A couple of days ago, the New York Times published an article about wage and hour violations at Urasawa, a very trendy — and expensive — sushi restaurant in Beverly Hills. According to the article, workers were not paid overtime and not allowed to take legally required breaks. An employee interviewed for the article also noted that he was required to buy his own $700 set of knives, at a time when he was earning between $9 and $11 an hour. (Although the article didn’t mention it, this is a separate violation of California law, which requires employers to bear the cost of uniforms, tools, and other items necessary for employees to do their jobs.)

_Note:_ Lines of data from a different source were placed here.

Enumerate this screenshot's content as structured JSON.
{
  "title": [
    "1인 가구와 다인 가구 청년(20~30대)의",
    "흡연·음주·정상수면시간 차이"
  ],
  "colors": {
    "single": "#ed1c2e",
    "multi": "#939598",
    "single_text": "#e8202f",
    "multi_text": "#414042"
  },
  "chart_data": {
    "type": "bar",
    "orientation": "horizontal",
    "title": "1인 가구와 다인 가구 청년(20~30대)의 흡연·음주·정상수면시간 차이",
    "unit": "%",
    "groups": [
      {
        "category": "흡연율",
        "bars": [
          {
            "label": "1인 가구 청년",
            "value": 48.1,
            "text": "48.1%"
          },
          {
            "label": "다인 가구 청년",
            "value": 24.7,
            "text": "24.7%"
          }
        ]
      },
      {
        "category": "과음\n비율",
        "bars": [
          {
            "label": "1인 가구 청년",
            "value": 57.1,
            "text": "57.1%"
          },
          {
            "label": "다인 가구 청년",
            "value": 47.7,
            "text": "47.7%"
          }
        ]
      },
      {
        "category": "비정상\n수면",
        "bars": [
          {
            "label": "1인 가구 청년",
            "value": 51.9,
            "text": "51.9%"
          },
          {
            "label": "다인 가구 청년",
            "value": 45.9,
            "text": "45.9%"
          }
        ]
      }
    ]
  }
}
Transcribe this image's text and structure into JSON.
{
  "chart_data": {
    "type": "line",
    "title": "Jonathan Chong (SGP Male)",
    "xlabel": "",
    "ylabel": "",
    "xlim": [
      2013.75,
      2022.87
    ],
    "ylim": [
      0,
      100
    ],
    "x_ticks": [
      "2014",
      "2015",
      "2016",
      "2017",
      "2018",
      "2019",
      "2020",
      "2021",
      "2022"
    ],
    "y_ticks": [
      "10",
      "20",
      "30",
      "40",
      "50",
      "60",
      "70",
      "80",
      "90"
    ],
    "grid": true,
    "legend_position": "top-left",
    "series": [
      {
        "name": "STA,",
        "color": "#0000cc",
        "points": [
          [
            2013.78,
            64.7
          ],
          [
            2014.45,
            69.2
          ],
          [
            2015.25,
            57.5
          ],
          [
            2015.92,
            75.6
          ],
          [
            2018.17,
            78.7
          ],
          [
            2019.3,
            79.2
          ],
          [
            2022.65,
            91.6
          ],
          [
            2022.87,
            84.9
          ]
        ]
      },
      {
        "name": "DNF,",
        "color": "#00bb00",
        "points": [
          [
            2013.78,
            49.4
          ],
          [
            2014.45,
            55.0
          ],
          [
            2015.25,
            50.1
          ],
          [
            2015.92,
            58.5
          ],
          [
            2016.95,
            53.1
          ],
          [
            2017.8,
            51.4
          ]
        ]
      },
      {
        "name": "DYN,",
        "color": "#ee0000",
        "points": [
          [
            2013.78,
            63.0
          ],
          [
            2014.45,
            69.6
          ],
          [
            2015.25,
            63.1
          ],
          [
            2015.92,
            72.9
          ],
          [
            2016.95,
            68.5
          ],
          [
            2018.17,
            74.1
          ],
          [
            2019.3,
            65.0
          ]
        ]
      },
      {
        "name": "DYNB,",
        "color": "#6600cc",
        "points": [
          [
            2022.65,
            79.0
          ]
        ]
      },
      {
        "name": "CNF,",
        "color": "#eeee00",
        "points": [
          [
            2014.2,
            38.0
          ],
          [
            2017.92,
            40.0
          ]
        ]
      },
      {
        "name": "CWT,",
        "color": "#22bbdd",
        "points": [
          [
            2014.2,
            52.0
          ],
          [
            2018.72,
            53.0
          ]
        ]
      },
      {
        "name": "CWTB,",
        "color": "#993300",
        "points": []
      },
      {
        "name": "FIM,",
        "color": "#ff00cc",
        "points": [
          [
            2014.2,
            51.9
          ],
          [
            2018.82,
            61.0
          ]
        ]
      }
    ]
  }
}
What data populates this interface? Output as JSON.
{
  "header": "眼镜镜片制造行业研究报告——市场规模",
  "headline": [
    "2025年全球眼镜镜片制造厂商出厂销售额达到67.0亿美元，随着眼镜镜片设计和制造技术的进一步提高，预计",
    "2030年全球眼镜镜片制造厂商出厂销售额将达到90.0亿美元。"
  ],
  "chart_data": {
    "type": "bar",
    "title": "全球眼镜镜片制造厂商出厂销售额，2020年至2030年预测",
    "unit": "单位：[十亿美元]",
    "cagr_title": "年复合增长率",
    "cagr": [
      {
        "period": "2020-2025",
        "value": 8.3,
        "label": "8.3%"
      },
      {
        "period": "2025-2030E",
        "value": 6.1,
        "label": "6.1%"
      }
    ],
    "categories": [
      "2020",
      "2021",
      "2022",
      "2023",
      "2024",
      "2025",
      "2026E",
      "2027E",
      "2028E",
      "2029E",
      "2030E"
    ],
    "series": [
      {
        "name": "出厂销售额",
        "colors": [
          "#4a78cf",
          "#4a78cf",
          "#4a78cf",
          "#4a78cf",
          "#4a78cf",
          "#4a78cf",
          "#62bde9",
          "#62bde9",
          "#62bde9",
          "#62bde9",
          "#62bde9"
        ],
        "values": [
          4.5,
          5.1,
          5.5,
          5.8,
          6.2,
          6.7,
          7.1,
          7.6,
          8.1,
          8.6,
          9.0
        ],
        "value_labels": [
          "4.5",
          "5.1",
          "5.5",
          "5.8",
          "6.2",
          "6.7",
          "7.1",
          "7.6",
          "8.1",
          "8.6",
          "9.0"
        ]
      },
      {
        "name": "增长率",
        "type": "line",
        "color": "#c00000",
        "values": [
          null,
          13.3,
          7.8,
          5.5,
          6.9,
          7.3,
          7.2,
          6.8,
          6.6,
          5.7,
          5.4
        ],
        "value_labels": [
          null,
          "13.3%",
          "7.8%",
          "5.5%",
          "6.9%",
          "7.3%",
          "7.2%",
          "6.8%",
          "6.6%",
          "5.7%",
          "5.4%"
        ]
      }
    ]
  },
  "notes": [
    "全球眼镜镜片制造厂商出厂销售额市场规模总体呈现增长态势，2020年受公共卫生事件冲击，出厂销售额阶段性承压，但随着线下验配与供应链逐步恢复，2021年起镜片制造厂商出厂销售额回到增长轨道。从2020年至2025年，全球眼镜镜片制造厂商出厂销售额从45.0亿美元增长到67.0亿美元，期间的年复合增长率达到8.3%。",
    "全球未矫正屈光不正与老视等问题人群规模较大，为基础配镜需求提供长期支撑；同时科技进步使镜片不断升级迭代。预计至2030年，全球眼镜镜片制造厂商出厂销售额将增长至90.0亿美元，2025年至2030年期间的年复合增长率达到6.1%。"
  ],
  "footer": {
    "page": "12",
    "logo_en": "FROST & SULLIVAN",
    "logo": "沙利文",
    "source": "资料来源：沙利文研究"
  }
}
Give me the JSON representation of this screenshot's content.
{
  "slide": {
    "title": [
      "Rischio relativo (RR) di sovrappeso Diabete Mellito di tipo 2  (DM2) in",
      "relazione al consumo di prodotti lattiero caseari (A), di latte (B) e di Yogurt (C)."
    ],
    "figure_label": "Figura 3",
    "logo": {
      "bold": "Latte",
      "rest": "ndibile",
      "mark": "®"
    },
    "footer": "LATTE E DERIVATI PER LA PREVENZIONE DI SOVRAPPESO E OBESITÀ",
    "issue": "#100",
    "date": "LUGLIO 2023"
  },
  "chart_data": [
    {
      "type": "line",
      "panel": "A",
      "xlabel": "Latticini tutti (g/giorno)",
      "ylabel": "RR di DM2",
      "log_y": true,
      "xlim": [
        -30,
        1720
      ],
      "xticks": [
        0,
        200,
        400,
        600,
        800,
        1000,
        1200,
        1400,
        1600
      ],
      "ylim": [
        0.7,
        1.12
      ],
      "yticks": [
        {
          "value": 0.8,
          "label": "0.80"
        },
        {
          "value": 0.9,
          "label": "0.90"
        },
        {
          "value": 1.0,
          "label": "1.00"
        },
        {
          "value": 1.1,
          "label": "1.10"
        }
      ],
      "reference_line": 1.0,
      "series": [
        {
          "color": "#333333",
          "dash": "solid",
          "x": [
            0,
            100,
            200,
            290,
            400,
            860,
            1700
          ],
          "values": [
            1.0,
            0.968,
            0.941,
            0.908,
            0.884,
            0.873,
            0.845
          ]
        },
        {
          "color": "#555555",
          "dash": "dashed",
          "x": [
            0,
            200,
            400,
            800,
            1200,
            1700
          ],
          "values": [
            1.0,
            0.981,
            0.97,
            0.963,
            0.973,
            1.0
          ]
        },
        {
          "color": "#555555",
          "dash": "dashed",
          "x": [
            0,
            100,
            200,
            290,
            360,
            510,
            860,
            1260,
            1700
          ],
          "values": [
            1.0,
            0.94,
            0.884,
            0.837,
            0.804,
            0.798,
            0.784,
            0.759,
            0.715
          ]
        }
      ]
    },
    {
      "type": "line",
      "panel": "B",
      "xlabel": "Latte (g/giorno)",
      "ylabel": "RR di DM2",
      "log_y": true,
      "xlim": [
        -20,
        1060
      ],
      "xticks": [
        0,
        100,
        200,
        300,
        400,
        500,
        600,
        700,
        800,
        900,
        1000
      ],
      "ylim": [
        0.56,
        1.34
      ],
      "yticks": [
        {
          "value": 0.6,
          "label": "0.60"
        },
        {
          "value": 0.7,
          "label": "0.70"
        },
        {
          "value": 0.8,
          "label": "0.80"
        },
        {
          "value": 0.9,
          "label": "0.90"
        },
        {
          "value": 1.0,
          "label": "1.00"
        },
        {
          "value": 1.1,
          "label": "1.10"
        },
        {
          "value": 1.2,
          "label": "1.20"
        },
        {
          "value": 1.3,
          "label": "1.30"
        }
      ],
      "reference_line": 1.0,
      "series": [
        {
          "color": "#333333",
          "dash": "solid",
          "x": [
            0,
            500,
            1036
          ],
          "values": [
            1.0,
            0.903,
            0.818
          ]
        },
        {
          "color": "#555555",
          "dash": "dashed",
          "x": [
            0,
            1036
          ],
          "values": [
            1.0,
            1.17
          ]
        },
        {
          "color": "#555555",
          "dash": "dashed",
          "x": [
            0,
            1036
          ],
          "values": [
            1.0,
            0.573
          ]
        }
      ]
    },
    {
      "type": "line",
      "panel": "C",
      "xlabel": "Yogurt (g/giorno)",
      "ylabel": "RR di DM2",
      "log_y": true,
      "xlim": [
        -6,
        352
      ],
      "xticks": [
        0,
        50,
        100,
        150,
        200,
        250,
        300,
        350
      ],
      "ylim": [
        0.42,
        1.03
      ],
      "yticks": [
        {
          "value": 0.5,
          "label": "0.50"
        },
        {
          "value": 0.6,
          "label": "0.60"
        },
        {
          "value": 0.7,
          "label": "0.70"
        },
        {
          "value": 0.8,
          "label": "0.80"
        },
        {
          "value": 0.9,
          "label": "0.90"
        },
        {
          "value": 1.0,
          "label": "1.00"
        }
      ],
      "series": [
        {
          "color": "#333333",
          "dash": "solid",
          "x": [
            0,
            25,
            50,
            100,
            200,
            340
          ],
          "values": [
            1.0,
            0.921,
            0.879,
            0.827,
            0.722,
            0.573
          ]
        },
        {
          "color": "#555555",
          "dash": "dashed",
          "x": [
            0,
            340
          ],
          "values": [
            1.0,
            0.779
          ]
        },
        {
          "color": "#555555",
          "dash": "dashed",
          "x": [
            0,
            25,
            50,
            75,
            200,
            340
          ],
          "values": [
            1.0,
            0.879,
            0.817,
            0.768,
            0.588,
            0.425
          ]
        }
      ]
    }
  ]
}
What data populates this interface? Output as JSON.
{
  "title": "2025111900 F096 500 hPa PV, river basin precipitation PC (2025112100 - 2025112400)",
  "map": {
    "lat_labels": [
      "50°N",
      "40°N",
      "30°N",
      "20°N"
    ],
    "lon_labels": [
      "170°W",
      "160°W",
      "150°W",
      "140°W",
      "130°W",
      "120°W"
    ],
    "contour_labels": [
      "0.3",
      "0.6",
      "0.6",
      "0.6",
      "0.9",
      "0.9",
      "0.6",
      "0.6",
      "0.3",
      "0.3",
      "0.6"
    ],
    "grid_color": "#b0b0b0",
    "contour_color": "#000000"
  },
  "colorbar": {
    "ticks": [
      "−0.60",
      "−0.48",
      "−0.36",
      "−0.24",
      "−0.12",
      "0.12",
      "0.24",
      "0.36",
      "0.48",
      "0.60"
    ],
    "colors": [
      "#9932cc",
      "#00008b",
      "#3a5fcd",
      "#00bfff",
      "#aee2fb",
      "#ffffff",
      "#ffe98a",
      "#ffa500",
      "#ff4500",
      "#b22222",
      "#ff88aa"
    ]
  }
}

Restaurants are too frequently in violation of wage and hour laws, from overtime and break rules to minimum wage, uniform, and tip requirements. If the violator is extremely upscale, like the restaurant cited in the Times article, employees are often willing to put up with substandard conditions in exchange for the opportunity to gain the experience and cachet that stem from working at a trendy spot. (Apparently, diners are also willing to put up with a lot to eat there, from a $1,000 price tag for dinner for two to rules about how the food must be treated that would make Sienfeld’s Soup Nazi blush.) At the other end of the spectrum, employees working at fast-food franchises and low-budget eateries often don’t know their rights and work for an owner who is operating on a financial shoestring.
In recent years, the Department of Labor has taken steps to remedy this situation, from revising the regulations on tip credits to partnering with the Subway restaurant chain to make sure that employees know their rights. Let’s hope it works! Because I don’t know about you, but for my own selfish reasons, I’d prefer to have my food prepared by workers who are allowed to go to the bathroom when they need to.